Wie die Unternehmen ticken

"Ihr seid heute die Stars!", begrüßte Oliver Brehm die jungen Leute, "es ist wichtig für Euch, zu wissen, wie die Unternehmen so ticken". Es sei heute schwer, geeigneten Nachwuchs zu finden, und "ihr habt nun einmal die Bandbreite der verschiedenen Handelsberufe kennen gelernt und erfahren, dass Arbeit im Handel nicht nur an der Kasse sitzen oder Regale einräumen bedeutet". Als Hausherr sprach Markus Steinbrenner von der "Faszination Handel", die ihn seit 25 Jahren nicht mehr loslasse. Die Firmen Aldi, Eisert, Obi und Rewe hatten sich an der Aktion beteiligt.

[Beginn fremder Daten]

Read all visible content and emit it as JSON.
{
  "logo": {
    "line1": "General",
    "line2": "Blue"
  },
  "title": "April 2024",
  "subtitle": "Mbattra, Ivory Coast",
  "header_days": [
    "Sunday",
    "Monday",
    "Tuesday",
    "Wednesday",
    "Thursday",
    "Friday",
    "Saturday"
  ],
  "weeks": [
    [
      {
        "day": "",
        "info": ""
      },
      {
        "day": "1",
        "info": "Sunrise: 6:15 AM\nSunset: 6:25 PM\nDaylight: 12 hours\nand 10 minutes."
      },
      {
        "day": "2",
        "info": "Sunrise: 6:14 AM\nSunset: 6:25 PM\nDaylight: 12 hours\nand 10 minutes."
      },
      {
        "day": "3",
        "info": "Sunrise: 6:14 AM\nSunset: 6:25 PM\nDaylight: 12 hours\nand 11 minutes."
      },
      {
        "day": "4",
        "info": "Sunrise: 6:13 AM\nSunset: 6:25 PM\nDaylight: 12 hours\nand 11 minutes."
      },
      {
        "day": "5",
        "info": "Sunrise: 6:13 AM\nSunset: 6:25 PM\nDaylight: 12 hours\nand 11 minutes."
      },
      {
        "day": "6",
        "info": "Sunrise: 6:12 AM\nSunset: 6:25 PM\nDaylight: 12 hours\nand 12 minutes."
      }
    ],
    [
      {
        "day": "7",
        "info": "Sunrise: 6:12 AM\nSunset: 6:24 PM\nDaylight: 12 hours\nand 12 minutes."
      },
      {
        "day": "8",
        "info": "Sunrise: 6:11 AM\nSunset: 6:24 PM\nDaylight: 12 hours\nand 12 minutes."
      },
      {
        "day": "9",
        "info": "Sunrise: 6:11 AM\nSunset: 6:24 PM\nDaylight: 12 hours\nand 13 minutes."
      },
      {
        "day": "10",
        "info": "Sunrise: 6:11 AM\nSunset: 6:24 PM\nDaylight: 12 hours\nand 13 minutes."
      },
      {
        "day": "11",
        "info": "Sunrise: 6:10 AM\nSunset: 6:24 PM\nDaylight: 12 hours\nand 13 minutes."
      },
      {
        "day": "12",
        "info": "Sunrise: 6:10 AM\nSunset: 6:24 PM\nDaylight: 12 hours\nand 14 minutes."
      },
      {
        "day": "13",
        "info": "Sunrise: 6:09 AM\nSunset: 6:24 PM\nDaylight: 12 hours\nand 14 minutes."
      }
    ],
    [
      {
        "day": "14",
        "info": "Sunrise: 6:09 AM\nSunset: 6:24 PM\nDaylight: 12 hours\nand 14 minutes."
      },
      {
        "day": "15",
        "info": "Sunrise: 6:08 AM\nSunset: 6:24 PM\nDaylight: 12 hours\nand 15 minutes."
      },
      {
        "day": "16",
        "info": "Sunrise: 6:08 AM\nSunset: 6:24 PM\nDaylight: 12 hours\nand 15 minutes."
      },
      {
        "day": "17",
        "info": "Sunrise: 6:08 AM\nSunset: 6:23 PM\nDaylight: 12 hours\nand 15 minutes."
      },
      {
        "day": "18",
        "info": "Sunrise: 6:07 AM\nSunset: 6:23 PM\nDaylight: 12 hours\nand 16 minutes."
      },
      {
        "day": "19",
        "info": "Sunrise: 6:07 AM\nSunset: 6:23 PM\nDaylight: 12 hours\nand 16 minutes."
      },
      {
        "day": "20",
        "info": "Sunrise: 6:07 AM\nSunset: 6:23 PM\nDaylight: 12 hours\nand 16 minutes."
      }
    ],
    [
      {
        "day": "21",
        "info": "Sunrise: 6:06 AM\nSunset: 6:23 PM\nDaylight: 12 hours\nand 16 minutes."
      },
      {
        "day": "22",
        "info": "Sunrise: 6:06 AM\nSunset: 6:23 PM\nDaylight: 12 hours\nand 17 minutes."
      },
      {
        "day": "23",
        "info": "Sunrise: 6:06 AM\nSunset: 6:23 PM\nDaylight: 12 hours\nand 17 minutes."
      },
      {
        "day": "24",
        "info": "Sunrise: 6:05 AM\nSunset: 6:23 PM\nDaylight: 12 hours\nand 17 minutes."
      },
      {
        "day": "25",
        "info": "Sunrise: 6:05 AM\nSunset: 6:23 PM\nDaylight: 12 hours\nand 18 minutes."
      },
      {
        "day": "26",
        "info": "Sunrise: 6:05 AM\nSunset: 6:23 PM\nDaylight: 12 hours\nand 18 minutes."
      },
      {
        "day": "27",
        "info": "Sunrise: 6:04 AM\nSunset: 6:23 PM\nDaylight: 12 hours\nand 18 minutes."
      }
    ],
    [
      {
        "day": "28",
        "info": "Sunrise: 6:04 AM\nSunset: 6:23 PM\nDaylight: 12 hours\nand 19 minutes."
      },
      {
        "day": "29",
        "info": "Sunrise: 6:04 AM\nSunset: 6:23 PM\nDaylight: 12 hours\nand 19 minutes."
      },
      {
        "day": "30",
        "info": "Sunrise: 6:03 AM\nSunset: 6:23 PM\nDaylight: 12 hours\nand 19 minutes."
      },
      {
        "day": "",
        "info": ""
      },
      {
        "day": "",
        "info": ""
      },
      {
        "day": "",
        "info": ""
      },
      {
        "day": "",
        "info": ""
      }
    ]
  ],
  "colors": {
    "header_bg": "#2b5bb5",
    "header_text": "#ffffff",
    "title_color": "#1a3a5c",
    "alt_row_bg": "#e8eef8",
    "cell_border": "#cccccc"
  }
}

Katja Obermeier von der Realschule Herzogenaurach sprach von den positiven Erfahrungen. "Wir Lehrer fanden es sehr interessant, auch einmal in Betriebe reinzuschnuppern, denn wir haben ja keine Ahnung von so etwas!", schmunzelte die Fachleiterin Wirtschaft. Carolin Zauscher (Aldi) referierte kurz über die für alle Beteiligten "schwierige Sache" Berufsorientierung. Die Aktion komme genau richtig, nur so könnten die jungen Leute hautnah und live miterleben, wie es im Handel zugehe. "Das Projekt sollte Euch, aber auch uns viel gebracht haben!", resumierte sie.

Als Vertreterin der Unternehmen stellte sich Anja Menapace vom Familienunternehmen Eisert in Erlangen vor. Man müsse kein Spitzenschüler sein, um im Handel zu arbeiten. Wichtig seien die Fähigkeit zu kommunizieren, und Spaß an der Mode zu haben.

Kurzweilig stellten die insgesamt fünf Schülergruppen ihre Erfahrungen - positive wie auch manche negative - vor. Man erfuhr vom "Aldiäquator", aber auch über den Weg eines Produktes im Geschäft vom Wareneingang bis zur Kasse oder wie Waren gezielt im Regal positioniert werden. Natürlich haben die jungen Leute auch Regale aufgefüllt, Waren, deren Haltbarkeitsdatum abgelaufen war, aussortiert und mehr. Sogar vom Umgang mit schwierigen Kunden erfuhr man in einem lustigen Sketch der OBI-Gruppe.


Was ist mit den Mittelschulen?

Als Fazit klang immer wieder durch, dass manche Betriebe nicht auf den Aktionstag vorbereitet waren, dass die Zeit zu kurz war und manche Schüler gerne mehr als nur einen Arbeitsplatz kennen gelernt hätten. "Das muss noch besser werden", so Harmsen. Aber alle Praktikanten schwärmten von einem einmaligen, informativen, lehrreichen und nie langweiligen Erlebnis.

Schließlich nahmen die Schüler ihre Bescheinigungen aus den Händen von Oliver Brehm und Knut Harmsen entgegen. Schön wäre es, wenn sich in Zukunft auch die Mittelschulen im Landkreis an dieser Aktion beteiligen würden - diese Bitte gab Harmsen noch Schulrat Hans David mit auf den Weg.